Mr Boraschi said that, since Donald Trump’s return to the White House, there were “several” multinationals reassessing their global supply chains, planning to shift away from the recent “China+1” towards other, more regionalised production strategies.
And Brazil, it seems, has been attracting interest, presenting logistics operators with opportunities to capitalise on the move to grow not only the domestic manufacturing market, but also to meet increasing regional consumer demand.
“We’re seeing increased interest in sourcing and manufacturing within Mercosur countries to shorten supply chains, improve responsiveness, and reduce geopolitical risk – Brazil’s ‘green’ energy production and diplomatic neutrality makes it welcoming,” Mr Boracschi explained.
“At the same time, reshoring is also a push for more quality control and transparency across shorter, more intense supply chains.”
In terms of what this means for AGL, he said, the company had seen more intra-regional flows, with a stronger emphasis on customs efficiency, near-shoring logistics and supplier onboarding that was impacting traditional models.

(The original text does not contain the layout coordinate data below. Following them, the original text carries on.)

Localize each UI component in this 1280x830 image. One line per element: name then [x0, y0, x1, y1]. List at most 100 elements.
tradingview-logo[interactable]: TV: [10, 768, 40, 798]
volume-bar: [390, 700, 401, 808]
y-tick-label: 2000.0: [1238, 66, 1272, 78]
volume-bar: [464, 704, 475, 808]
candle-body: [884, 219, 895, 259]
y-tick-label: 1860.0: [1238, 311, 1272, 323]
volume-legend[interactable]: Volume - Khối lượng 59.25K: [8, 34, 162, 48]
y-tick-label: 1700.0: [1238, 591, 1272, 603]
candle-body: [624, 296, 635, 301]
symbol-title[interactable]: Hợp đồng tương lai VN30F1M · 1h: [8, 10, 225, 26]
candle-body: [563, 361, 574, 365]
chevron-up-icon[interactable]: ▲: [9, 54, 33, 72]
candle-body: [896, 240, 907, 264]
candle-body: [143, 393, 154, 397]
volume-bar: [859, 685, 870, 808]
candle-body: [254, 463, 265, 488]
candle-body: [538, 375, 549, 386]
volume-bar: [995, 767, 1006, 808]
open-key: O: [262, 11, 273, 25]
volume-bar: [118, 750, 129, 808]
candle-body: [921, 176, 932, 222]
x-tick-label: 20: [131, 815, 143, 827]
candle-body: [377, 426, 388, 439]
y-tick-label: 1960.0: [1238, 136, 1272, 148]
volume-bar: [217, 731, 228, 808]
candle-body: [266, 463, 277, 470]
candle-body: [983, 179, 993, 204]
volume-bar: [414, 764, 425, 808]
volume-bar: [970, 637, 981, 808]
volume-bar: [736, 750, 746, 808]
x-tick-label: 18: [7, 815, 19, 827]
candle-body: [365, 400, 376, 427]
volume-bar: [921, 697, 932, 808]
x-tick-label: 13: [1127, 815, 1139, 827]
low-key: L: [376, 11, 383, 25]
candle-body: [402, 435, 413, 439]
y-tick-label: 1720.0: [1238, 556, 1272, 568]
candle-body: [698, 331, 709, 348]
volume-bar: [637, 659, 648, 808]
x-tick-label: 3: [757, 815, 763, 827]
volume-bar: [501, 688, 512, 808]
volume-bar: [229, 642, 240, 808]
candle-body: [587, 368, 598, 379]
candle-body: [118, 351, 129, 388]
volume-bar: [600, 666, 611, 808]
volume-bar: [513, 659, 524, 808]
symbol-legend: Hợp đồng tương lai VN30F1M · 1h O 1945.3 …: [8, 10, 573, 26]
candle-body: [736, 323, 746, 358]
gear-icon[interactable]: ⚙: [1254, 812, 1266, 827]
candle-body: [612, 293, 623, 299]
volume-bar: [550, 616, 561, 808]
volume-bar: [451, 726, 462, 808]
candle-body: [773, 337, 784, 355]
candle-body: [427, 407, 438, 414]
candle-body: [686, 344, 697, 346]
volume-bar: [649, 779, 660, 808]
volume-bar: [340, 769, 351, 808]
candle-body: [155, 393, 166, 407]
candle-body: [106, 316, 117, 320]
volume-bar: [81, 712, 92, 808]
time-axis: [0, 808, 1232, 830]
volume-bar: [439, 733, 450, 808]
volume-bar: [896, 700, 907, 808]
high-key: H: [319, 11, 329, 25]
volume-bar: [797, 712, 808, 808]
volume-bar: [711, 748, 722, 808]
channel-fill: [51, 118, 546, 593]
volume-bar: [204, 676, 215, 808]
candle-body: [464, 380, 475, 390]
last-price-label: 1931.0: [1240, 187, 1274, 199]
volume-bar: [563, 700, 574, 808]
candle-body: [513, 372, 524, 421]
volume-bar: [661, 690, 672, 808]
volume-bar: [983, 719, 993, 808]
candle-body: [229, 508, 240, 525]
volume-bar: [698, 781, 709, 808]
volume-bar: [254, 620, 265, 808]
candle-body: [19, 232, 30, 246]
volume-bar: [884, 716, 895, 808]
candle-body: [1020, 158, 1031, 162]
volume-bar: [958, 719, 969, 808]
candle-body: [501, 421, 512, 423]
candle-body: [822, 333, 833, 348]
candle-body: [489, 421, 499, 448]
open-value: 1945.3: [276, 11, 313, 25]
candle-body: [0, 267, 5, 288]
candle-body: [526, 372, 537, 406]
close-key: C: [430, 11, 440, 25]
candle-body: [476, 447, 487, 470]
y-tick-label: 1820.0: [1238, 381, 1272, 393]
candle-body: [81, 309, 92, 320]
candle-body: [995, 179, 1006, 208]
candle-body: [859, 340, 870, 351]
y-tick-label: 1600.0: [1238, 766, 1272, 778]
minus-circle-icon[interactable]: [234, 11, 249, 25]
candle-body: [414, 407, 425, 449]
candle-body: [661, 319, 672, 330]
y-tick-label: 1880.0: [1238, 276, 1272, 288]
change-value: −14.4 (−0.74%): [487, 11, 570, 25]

He added: “While this trend might impact different production models, such as just-in-time inventory and make-to-order, creating pressure on lead times, we responded by strengthening our inland transportation network and investing in integrated customs brokerage services.”
Trump-driven pressure may be working to the benefit of Brazil, but one country positioned somewhat more precariously is South Korea, where the largest automaker in the US, General Motors, manufactures some 17% of its North American sales.
Now it seems GM is reportedly considering axing its South Korean manufacturing operations, having already set in the motion the process of selling service centres and any under-used facilities in the country, including assets at its Bupyeong District plant.
Local outlets suggest the divestments mark the begining of a move towards a phased withdrawal from South Korea, as GM contends with the 25% tariff President Trump slapped on automotive imports from the country.
That phased approach may be partly driven by the carmaker’s obligation to continuing manufacturing in South Korea until at least 2027, a condition of the $60m support package it received from Seoul after attempts to withdraw in 2018.